Выступление в клубе имени Дзержинского. Куйбышев,

1967, 24 мая. Фото В. Емеца.

«...Он на меня оказал громадное влияние и очень помогал мне, когда я начинал. Вот. И когда говорили, что (...) я не моту того играть или этого, он говорил (...): может. А так как ему очень верили в нашем театре, то вот так [мне] и повезло». (9)

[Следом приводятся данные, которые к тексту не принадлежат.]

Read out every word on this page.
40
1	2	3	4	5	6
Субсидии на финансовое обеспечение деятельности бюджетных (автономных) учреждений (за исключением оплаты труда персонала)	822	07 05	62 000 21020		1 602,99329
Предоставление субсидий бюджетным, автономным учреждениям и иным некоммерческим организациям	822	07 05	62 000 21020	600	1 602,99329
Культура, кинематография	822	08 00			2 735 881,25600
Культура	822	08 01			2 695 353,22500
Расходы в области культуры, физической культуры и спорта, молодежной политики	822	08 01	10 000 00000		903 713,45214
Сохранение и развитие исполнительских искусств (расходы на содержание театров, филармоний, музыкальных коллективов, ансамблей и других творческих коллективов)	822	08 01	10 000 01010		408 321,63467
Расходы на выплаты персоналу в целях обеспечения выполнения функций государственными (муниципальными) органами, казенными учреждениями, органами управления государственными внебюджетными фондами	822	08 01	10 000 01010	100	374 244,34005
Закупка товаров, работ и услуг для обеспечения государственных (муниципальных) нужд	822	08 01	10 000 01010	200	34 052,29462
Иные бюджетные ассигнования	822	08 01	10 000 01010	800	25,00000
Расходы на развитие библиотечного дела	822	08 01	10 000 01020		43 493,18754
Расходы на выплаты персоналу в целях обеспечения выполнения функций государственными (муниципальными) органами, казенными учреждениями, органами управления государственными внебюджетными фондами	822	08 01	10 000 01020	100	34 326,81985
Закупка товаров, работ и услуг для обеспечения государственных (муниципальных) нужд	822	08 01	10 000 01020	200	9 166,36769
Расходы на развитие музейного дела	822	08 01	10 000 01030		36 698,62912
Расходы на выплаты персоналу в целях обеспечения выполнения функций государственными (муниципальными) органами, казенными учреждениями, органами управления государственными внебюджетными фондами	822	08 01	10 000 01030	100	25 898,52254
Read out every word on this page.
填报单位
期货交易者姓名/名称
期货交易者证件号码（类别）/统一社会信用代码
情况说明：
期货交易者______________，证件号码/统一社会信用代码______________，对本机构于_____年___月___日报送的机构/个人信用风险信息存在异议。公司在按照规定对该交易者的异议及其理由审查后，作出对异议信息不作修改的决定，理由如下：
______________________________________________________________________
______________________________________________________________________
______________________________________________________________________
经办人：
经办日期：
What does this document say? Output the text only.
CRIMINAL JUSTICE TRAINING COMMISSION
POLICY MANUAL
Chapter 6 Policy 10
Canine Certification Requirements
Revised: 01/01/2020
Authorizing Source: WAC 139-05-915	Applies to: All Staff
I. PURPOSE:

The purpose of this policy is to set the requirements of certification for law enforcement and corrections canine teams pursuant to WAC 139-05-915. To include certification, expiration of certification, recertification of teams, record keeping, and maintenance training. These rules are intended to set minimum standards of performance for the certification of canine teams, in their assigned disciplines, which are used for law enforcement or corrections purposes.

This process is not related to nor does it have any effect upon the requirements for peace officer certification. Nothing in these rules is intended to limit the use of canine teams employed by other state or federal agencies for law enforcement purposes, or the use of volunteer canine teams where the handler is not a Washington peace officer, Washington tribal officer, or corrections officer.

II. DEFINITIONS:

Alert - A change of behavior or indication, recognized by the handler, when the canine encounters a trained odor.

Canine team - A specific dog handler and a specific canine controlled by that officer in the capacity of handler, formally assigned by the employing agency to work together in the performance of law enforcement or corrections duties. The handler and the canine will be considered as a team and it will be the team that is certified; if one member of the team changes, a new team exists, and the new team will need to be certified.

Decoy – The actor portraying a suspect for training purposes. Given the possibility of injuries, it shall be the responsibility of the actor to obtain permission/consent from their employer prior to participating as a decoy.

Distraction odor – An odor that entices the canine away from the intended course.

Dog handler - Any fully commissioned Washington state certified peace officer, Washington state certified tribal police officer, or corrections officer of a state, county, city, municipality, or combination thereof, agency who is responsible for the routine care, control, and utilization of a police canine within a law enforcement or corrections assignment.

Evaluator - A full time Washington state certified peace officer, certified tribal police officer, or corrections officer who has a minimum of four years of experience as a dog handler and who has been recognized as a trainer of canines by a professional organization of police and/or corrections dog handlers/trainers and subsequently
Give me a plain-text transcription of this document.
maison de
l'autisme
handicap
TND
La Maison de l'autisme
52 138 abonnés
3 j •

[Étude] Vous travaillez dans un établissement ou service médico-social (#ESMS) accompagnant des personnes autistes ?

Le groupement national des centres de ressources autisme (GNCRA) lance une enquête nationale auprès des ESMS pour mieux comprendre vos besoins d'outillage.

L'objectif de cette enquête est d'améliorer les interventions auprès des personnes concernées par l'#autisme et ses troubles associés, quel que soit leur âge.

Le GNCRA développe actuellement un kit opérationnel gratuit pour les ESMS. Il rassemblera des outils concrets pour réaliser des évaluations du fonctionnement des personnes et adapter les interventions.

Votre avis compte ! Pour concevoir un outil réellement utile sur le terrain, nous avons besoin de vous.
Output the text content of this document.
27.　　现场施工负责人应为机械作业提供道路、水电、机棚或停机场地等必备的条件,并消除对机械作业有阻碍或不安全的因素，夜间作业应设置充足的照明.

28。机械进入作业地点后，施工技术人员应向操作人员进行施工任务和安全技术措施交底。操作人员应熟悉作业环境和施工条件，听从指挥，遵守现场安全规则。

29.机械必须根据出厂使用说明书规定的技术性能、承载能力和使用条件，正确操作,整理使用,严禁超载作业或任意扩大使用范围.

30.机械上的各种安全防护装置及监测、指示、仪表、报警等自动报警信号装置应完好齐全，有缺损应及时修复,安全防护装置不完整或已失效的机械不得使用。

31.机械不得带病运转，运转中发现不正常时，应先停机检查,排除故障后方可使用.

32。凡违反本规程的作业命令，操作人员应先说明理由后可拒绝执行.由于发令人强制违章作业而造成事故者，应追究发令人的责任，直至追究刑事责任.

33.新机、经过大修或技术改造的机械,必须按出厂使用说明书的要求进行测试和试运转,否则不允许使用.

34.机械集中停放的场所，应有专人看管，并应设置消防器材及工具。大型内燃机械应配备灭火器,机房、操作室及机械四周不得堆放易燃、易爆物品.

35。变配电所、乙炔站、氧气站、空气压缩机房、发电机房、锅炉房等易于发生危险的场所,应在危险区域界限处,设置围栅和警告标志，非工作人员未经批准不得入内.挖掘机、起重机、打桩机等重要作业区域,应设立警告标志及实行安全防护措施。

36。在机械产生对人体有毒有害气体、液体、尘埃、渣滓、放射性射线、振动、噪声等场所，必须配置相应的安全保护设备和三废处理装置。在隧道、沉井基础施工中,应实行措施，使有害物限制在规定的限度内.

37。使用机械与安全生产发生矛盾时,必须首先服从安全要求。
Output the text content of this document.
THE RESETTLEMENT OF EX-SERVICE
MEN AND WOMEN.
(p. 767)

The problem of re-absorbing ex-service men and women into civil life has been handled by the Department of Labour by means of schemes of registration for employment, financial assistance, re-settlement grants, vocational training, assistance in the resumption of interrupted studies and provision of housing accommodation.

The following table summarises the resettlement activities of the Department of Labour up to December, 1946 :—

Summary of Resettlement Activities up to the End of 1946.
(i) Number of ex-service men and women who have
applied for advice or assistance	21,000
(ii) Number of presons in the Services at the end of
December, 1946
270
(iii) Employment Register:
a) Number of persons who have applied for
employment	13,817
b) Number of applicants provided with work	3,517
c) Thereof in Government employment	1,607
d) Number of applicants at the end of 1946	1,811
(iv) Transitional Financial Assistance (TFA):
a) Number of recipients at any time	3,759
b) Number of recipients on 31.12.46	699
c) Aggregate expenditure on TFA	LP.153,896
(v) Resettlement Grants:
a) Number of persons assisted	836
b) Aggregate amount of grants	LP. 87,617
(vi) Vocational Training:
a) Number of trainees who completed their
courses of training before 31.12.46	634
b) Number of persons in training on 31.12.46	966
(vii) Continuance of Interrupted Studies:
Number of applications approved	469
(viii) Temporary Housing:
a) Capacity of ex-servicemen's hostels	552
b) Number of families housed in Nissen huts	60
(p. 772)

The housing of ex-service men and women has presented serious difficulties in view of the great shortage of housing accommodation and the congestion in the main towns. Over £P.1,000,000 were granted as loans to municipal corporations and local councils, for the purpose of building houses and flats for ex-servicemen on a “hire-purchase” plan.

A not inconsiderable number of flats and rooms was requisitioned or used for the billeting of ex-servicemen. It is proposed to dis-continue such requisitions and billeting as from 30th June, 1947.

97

«Вы его знаете, Николая Робертовича (---), потому что он написал много очень сценариев, например, «Морозко». А раньше он написал знаменитую пьесу под названием «Мандат». И в ней играл Эраст Гарин. И на ней он сделал себе карьеру. И самое удивительное, что Эраст Гарин в молодости никогда так не разговаривал, как он теперь говорит. А он взял эту характерность у Эрдмана (...), который так разговаривал в жизни. [Помните], так в «Мандате»: «Маманя! Когда придут красные, вы эту картину переверните — там Карл Маркс...» Ну я немножечко отвлекся. Значит, на сцене еще так...». (2)

«„.цепи у нас и такие перекладины. Здесь [слева] спускаются несколько колоколов, в которые я стучу топорами после того, как играю роль Хлопуши, а с этой стороны — виселицы...» (11)

«...Когда, скажем, одерживают верх восставшие, то вздергивается на правую виселицу одежда дворянская (...)— камзолы, шитые золотом. А когда одерживают верх правительственные войска, вздергивается мужицкая одежда с лаптями — они так подтанцовывают. И тоже (...) страшноватое впечатление: в свету просто так вот дергается эта повешенная одежда... И в этом есть тоже какая-то символика (...), потому что бунт был кровавый невероятно — реки крови просто были (...) во время подавления Все восстание в результате катится к плахе, к тому, что его подавят, отрубят голову Пугачева и т. д.

...А внизу под колоколами стоят три мужика, которые непричастны к этому делу и ни к какому восстанию (...) — только смотрят, наблюдают, что там на помосте происходит. И (...) говорят: «Зачем помост и что на ём?» Но они от непонимания (...) все время гадают «на троих». Сначала, значит, на троих, потом на троих не берет — на двоих, потом на одного. И поют они такие куплеты: «Кузьма! Андрей! А что, Максим?..» Эти вот стихи — это я написал для спектакля. Так что, видите, я еще причастился к Есенину». (1)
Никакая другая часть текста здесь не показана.